Он мечтой весь мир объемлет
И зовет на бой со злом,
А оно — сидит и дремлет
У него же за седлом.
Голгофа
Я до утра читал божественную повесть
О муках Господа и таинствах любви,
И негодующая совесть
Терзала помыслы мои…
Чего мы ждём ещё, какого откровенья?
Не подан ли с креста спасительный пример?
Зачем же прячешь ты под маскою сомненья
Клеймо порока, лицемер?
«Вождя! — взываешь ты, — учителя, пророка!
Я жажду истины, о, скоро ли рассвет?..»
Но, ежели звезда затеплится с востока,
Пойдёшь ли ты за мной вослед?
Пойдёшь ли ты вослед со смирною и златом,
Затеплишь ли Царю кадильные огни?
И, если станет Он на суд перед Пилатом,
Не закричишь ли ты: «Распни Его, распни!»

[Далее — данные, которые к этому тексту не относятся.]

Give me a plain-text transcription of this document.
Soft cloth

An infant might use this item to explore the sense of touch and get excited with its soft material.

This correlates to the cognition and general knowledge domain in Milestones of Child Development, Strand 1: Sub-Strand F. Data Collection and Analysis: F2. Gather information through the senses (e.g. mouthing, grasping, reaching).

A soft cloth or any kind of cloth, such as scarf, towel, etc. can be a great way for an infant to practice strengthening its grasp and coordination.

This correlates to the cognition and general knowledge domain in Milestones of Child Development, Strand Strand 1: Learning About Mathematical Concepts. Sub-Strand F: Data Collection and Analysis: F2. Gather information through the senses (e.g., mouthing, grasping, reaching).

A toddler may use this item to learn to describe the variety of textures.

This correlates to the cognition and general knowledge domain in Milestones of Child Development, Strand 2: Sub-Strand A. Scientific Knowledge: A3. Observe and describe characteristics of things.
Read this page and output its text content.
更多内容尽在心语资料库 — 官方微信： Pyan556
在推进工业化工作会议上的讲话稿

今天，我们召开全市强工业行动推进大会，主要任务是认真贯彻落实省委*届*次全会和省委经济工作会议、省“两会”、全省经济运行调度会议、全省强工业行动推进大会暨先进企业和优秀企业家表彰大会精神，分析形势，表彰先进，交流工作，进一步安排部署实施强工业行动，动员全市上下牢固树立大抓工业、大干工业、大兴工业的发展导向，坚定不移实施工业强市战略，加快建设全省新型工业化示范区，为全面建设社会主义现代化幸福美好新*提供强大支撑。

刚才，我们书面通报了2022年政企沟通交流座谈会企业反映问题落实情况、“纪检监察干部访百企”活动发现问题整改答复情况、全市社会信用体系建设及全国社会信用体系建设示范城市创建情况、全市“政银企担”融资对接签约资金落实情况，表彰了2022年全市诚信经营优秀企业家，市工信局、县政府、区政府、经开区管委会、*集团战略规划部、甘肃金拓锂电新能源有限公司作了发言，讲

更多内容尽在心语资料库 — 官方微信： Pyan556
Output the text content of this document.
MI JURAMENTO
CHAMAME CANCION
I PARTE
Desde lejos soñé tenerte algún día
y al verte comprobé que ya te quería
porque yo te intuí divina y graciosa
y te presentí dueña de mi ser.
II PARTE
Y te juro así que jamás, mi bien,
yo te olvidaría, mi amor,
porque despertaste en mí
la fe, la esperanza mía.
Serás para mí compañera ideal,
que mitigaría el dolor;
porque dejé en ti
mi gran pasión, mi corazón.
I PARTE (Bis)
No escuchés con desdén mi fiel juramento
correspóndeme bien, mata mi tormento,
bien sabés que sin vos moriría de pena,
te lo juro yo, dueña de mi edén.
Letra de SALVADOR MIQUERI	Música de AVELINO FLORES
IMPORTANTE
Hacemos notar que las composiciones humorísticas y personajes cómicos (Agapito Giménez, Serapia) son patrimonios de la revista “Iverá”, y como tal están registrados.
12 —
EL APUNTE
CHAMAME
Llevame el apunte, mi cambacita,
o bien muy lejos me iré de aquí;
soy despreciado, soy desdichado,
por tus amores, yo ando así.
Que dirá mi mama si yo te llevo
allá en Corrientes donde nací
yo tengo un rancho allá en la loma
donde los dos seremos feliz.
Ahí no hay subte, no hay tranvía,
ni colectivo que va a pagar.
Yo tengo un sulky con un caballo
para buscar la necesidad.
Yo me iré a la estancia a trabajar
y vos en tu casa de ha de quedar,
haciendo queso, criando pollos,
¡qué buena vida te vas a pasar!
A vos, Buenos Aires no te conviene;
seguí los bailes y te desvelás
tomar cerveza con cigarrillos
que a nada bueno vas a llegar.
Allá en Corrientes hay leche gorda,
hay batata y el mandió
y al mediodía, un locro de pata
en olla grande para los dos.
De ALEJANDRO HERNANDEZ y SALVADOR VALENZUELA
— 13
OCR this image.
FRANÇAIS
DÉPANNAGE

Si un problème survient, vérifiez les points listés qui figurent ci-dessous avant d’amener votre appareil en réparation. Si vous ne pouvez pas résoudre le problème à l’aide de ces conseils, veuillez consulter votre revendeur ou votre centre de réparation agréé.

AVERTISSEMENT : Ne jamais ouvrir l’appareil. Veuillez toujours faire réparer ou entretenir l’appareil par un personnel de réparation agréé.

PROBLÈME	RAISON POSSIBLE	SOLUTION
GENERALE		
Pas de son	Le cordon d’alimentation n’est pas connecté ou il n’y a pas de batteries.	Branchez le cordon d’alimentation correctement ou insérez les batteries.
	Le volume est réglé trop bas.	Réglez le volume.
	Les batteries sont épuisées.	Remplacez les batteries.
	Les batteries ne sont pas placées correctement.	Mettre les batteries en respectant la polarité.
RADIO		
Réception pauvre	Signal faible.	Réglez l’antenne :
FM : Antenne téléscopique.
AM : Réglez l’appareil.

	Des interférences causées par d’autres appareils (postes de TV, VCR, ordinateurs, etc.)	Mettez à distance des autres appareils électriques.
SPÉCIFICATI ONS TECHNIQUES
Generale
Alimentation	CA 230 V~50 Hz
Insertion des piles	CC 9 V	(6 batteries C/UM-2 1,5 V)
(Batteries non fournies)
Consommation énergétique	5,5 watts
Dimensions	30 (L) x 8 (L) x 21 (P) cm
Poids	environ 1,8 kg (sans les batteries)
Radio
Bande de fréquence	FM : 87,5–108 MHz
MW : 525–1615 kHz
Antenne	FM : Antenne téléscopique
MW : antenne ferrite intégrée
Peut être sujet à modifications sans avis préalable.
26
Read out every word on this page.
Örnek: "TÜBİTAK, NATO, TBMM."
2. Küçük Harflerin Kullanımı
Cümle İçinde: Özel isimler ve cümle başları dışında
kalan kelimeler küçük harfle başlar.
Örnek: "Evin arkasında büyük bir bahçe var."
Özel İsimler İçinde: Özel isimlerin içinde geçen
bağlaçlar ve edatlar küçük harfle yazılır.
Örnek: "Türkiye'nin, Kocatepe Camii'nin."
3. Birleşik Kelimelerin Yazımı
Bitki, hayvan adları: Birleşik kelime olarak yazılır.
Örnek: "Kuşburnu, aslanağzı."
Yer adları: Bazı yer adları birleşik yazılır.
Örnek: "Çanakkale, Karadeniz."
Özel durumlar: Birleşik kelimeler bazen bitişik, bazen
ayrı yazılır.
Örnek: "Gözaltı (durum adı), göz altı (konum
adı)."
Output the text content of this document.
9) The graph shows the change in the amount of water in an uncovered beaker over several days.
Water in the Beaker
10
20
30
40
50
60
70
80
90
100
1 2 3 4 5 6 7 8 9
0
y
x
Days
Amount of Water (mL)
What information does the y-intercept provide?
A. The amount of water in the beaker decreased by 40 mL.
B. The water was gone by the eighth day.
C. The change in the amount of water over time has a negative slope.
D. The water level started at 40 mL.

О, жалкий фарисей! В источник утешенья,
В родник целительной божественной любви,
Ты мечешь яростно каменья
И стрелы жгучие свои!
И в каждый миг Христа ты предаёшь, как прежде,
Бичуешь под покровом тьмы
И в окровавленной одежде
Поёшь кощунственно псалмы…
Разбей же, Господи, негодные сосуды,
Как пыль с одежд, стряхни предательскую сеть,
И на лобзание Иуды
Лобзаньем пламенным ответь!
Идол
Шумит и плещет океан…
На берегу его отлогом
Стоит безрукий истукан
В убранстве пестром и убогом.
При свете гаснущей зари,
Как привидений черных стая,
В священной пляске дикари
Кружатся, к идолу взывая.
Для них он бог, великий бог
В венце могущества и славы,
Весь мир — торжественный чертог
Его таинственной державы.
Холодный камень — жив и зряч —
Глядит на них зловещим взором:
Он сам — вершитель, сам палач
Судьбы жестоким приговорам.
Пред ним склоняются цари,
Все силы духа в нем таятся…
И в страстной пляске дикари
Всё исступленнее кружатся.
А небеса и океан,
Сливаясь в сумрак гранью зыбкой,
На роковой самообман
Глядят с задумчивой улыбкой…
Мгла
Мгла застилает листву
И берег пруда…
В лодке, качаясь, плыву —
Не знаю куда…
Тихие всплески весла
Звучат, как во сне…
Влажная, мутная мгла
Всё ближе ко мне.
Я ли плыву на туман?
Или он на меня?
Чудится страшный обман
В мерцании дня.
Солнца как будто бы нет!
Душа замерла:
Зыблет таинственный свет
Лишь мертвая мгла.
Отшельник
В бору ароматном, где сосны и ельник
Сплотилися тесно в зеленый плетень,
Где дятел стучит и блуждает олень,
От грешного мира спасался отшельник.
И вот омрачила предсмертная тень
Черты изможденного лика…
И старец воскликнул: «Господь мой, владыка
Незримых и зримых пространств и миров,
Прими мою душу и бренный покров,
На ней тяготевший, как цепи!
Я в жизни томился, как в сумрачном склепе,
Я жаждал безумно грядущей зари,
Покинул людей и твои алтари,
И всё, что к земному меня привлекало…
Но истины сердце напрасно алкало:
Во мраке я жил и во мраке умру…
И совесть мою, как змеиное жало,
Язвит сожаление… В темном бору
Я был равнодушен к земному добру;
Мирские тревоги, мирские печали
Смиренной молитвы моей не смущали,
Я духом стремился в небесную даль, —
И вот, у могилы, чего-то мне жаль,
О чем-то былом я тоскую!..
О боже, ты пенишь пучину морскую
И вновь превращаешь в зеркальную гладь, —
Верни же твой мир и твою благодать
Душе, омраченной сомненьем!
Легко умереть, тяжело умирать…
О боже, овей мою душу забвеньем
И в очи мне славой твоею блесни,
Зажги на мгновенье святые огни,
Огни вековечного света…»
Но сумрачно в келье… Послышался где-то
Двух сов заунывный, глухой переклик…
И старец с мольбою к святыне приник —
И не было старцу ответа…
Последний день
И вот последний день затмился сиротливо.
Последний вспыхнул луч и в сумраке исчез…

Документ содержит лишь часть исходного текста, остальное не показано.